For its investment advisory services to the Fund, BFA is entitled to an annual investment advisory fee, accrued daily and paid monthly by the Fund, based on the Fund’s allocable portion of the aggregate of the average daily net assets of the Fund and certain other iShares funds as follows:

 

 

 
Aggregate Average Daily Net Assets    Investment Advisory Fees     

 

 

First $10 billion

     0.4800%  

Over $10 billion, up to and including $20 billion

     0.4300     

Over $20 billion, up to and including $30 billion

     0.3800     

Over $30 billion, up to and including $40 billion

     0.3420     

Over $40 billion

     0.3078     

 

 

Distributor: BlackRock Investments, LLC, an affiliate of BFA, is the distributor for the Fund. Pursuant to the distribution agreement, BFA is responsible for any fees or expenses for distribution services provided to the Fund.

Securities Lending: The U.S. Securities and Exchange Commission (the “SEC”) has issued an exemptive order which permits BlackRock Institutional Trust Company, N.A. (“BTC”), an affiliate of BFA, to serve as securities lending agent for the Fund, subject to applicable conditions.
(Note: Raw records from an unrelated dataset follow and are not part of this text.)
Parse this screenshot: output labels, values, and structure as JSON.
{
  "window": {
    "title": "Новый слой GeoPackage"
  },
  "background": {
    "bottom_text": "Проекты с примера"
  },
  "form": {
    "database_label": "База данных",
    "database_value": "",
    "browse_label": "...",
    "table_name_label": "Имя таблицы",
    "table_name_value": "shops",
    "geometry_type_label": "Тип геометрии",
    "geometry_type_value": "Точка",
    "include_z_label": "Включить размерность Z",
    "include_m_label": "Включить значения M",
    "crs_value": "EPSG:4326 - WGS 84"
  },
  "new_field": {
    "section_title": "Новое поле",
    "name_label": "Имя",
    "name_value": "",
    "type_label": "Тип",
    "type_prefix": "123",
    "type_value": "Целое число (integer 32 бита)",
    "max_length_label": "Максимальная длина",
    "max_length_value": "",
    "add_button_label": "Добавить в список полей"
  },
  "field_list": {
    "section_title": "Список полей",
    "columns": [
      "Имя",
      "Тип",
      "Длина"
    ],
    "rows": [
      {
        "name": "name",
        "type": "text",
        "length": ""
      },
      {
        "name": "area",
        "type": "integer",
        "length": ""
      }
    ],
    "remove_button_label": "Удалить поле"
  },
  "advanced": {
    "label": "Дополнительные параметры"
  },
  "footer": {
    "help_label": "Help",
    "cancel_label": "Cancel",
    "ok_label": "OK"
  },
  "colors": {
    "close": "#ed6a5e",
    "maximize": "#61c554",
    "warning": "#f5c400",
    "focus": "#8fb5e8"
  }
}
As securities lending agent, BTC bears all operational costs directly related to securities lending, including any custodial costs. The Fund is responsible for fees in connection with the investment of cash collateral received for securities on loan (the “collateral investment fees”). The cash collateral is invested in a money market fund, BlackRock Cash Funds: Institutional or BlackRock Cash Funds: Treasury, managed by BFA, or its affiliates. However, BTC has agreed to reduce the amount of securities lending income it receives in order to effectively limit the collateral investment fees the Fund bears to an annual rate of 0.04%. The SL Agency Shares of such money market fund will not be subject to a sales load, distribution fee or service fee. The money market fund in which the cash collateral has been invested may, under certain circumstances, impose a liquidity fee of up to 2% of the value redeemed or temporarily restrict redemptions for up to 10 business days during a 90 day period, in the event that the money market fund’s weekly liquid assets fall below certain thresholds.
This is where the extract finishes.